President Donald Trump’s long-shot bid to overturn President-elect Joe Biden’s victory suffered major setbacks on Friday, with news networks calling Georgia for the Democrat and legal challenges crumbling in three other key states.

North Carolina was called for Trump by four networks. ABC and CNN projected a Biden win in Georgia, which would give him 306 electoral votes, far above the 270 needed to win, leaving Trump with 232 electoral votes. All 50 states’ presidential races have been called.

President Donald Trump attends a meeting in the Cabinet Room of the White House, Thursday, July 9, 2020, in Washington.

The networks called Georgia for Biden and North Carolina for Trump with an estimated 99% of the vote counted, meaning that they believe there are not enough votes left that would change the projected outcome of the race. The Electoral College will meet on Dec. 14 to officially cast their votes for Biden, and Congress is scheduled to accept the results on Jan. 6.

Later Friday, the president appeared to acknowledge that he had a “very close loss” in Arizona, reversing his previous claim that he had won the state. He sought to blame software made by Dominion Voting Systems Inc., which some of his supporters have said without evidence resulted in thousands of votes being miscast for Biden.

Trump’s campaign and Republicans experienced a series of setbacks in court as well on Friday. The day started with news that the campaign’s law firm, Porter Wright Morris & Arthur LLP, was withdrawing as counsel in a federal suit seeking to block Pennsylvania from certifying its vote. The surprise move came days after the firm was targeted by the Lincoln Project – a group of Republicans who oppose Trump – for its work on lawsuits challenging the election results.

Later in Michigan, a judge rejected a suit by Trump supporters seeking to block certification of the election results in Detroit and surrounding Wayne County, ruling that the claims that ballot-counting there was plagued by widespread fraud were groundless. And in a federal appeals court, four Pennsylvania voters and a GOP candidate lost their challenge to the state’s extended mail-in ballot deadline after the court held that changing the rule now would do “more harm than good.”

In Arizona, the campaign abandoned a lawsuit alleging widespread irregularities involving a green error button on voting machines in Arizona’s biggest county – one day after state evidence presented at a hearing revealed only 191 ballots were affected. The lawyer for the campaign conceded the number of affected votes was too small to matter.
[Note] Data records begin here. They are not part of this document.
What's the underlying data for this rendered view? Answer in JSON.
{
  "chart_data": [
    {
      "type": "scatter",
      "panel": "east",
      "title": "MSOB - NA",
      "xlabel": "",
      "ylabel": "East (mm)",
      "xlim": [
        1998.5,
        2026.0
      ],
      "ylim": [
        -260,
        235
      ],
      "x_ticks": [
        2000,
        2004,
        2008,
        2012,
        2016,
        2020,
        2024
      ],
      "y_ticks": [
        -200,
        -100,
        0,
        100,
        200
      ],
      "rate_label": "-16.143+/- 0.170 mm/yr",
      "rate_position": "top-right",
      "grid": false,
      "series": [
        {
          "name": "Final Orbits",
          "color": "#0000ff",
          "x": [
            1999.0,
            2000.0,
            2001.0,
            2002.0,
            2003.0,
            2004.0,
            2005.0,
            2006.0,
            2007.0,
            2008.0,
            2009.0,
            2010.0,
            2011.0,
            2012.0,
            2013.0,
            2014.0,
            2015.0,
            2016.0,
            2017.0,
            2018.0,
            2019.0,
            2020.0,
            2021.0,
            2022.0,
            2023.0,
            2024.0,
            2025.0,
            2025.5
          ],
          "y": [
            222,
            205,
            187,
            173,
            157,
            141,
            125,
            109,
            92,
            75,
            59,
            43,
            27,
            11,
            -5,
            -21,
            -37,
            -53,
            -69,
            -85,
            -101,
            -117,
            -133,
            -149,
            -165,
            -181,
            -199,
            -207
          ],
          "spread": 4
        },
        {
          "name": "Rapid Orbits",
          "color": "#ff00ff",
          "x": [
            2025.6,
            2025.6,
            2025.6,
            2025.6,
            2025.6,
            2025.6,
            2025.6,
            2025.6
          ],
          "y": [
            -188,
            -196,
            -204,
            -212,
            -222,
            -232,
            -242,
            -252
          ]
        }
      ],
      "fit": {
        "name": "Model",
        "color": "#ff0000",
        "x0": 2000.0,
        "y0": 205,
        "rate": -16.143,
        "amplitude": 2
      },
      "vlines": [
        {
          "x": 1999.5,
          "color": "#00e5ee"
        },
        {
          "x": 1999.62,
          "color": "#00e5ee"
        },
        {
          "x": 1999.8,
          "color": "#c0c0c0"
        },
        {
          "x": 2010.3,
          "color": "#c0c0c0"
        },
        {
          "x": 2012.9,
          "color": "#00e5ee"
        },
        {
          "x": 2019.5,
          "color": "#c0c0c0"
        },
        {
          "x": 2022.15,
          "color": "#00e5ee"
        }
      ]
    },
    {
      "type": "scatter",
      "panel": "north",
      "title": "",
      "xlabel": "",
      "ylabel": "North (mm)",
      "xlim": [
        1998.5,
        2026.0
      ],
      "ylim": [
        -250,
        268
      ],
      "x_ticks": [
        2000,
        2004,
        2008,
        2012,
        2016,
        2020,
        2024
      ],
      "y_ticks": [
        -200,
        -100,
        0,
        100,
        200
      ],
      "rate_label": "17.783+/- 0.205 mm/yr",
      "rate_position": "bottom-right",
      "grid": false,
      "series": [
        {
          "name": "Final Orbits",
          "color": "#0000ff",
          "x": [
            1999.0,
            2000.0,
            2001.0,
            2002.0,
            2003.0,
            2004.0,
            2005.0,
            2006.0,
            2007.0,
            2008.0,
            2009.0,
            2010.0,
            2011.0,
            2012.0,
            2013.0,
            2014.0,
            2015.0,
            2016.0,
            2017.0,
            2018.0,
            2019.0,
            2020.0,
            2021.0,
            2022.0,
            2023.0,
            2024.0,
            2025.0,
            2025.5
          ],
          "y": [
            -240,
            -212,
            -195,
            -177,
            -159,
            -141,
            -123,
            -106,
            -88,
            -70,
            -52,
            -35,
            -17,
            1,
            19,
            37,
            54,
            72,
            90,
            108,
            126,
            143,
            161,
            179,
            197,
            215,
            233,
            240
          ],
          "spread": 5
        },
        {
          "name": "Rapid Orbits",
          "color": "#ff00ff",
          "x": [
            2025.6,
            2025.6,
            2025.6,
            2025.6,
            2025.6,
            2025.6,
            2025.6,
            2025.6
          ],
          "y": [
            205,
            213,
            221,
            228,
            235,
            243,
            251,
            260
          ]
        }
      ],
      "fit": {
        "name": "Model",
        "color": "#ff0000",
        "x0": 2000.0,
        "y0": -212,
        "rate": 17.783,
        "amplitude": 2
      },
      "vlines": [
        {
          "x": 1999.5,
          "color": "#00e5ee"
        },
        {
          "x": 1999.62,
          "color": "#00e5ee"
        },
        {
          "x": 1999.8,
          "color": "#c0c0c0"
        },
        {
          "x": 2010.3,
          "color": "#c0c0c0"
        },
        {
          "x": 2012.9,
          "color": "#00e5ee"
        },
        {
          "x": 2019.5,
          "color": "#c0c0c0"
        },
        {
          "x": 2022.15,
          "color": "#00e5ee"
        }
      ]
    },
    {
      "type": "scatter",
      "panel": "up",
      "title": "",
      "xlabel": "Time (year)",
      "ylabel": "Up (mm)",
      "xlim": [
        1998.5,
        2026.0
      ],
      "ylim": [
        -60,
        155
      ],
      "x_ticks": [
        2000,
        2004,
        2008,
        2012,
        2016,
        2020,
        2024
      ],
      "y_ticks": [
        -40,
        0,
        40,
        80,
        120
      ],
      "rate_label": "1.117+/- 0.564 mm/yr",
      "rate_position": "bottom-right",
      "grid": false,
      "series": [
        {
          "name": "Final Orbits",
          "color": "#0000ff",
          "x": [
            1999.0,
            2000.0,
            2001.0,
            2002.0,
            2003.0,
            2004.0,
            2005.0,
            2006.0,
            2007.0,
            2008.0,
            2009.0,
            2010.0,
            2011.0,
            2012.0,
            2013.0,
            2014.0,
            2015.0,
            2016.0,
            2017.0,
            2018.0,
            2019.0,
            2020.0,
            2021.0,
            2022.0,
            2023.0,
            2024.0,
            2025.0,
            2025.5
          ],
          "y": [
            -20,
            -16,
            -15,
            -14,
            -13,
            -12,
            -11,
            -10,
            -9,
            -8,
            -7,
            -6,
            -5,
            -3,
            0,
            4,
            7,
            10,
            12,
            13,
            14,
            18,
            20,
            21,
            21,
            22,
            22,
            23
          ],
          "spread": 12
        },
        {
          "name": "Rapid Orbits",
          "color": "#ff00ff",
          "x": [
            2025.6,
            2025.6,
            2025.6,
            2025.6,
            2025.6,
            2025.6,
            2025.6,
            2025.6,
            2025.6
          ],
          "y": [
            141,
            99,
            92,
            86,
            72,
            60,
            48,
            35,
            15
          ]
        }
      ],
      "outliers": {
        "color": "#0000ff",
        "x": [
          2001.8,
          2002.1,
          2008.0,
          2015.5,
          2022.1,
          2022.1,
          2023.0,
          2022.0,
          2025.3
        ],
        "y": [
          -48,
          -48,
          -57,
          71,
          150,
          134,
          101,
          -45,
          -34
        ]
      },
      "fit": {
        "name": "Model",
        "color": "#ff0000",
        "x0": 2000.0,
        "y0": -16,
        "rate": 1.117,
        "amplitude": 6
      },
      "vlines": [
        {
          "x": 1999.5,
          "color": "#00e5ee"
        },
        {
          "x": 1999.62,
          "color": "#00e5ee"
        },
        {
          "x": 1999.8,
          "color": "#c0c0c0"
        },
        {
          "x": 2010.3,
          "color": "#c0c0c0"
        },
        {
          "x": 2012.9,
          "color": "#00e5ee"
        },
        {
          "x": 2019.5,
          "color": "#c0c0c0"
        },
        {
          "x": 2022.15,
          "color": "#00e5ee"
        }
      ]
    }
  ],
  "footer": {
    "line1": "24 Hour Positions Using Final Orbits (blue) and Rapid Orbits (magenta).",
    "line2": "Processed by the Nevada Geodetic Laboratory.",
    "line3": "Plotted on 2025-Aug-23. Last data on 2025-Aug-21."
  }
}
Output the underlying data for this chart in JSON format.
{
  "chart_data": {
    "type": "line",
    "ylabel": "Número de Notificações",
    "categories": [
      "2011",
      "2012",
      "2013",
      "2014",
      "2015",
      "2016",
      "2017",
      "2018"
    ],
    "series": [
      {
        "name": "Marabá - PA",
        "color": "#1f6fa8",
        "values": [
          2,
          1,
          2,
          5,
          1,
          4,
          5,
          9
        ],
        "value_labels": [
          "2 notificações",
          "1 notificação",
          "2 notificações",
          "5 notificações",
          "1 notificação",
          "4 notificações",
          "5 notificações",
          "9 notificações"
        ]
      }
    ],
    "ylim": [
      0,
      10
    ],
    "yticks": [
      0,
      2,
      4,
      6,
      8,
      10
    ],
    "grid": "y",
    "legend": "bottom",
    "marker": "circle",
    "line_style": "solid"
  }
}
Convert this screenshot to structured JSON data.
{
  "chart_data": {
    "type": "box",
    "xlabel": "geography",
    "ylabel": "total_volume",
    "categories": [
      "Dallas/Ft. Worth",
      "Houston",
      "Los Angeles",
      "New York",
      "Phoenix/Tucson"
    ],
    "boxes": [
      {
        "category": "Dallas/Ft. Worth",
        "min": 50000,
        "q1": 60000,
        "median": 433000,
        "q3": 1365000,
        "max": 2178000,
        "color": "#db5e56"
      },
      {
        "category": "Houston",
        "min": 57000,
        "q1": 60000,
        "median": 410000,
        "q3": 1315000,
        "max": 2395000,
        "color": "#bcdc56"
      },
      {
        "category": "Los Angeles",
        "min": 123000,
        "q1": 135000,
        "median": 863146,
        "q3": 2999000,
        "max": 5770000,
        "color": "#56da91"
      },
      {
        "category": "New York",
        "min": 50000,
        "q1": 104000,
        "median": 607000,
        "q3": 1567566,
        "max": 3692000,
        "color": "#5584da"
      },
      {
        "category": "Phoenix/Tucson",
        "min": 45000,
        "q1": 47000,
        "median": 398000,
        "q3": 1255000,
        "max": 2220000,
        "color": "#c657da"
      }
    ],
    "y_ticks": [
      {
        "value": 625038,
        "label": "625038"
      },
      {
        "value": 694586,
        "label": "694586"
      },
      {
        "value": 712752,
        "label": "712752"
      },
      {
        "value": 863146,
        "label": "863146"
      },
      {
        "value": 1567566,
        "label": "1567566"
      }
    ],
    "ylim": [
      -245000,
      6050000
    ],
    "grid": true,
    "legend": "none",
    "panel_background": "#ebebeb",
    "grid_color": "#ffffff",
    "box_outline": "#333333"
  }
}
Taken together, the developments on Friday significantly narrowed Trump’s options to swing the race back in his favor. While the president has repeatedly argued the election results have been tainted by widespread fraud, his legal teams have failed to produce evidence of that, and federal and state officials have called the contest the most secure in the nation’s history.

Trump nonetheless has refused to concede the race. The president has largely remained out of public view since last Saturday, when the race was called for Biden. But he is expected to speak on Friday for the first time in more than a week during a Rose Garden event about coronavirus vaccines.

“Never bet against me,” Trump said in an interview with the conservative Washington Examiner published Friday, adding that he expects to turn the race around in “probably two weeks, three weeks.”

Trump routinely promises a two-week deadline for major initiatives.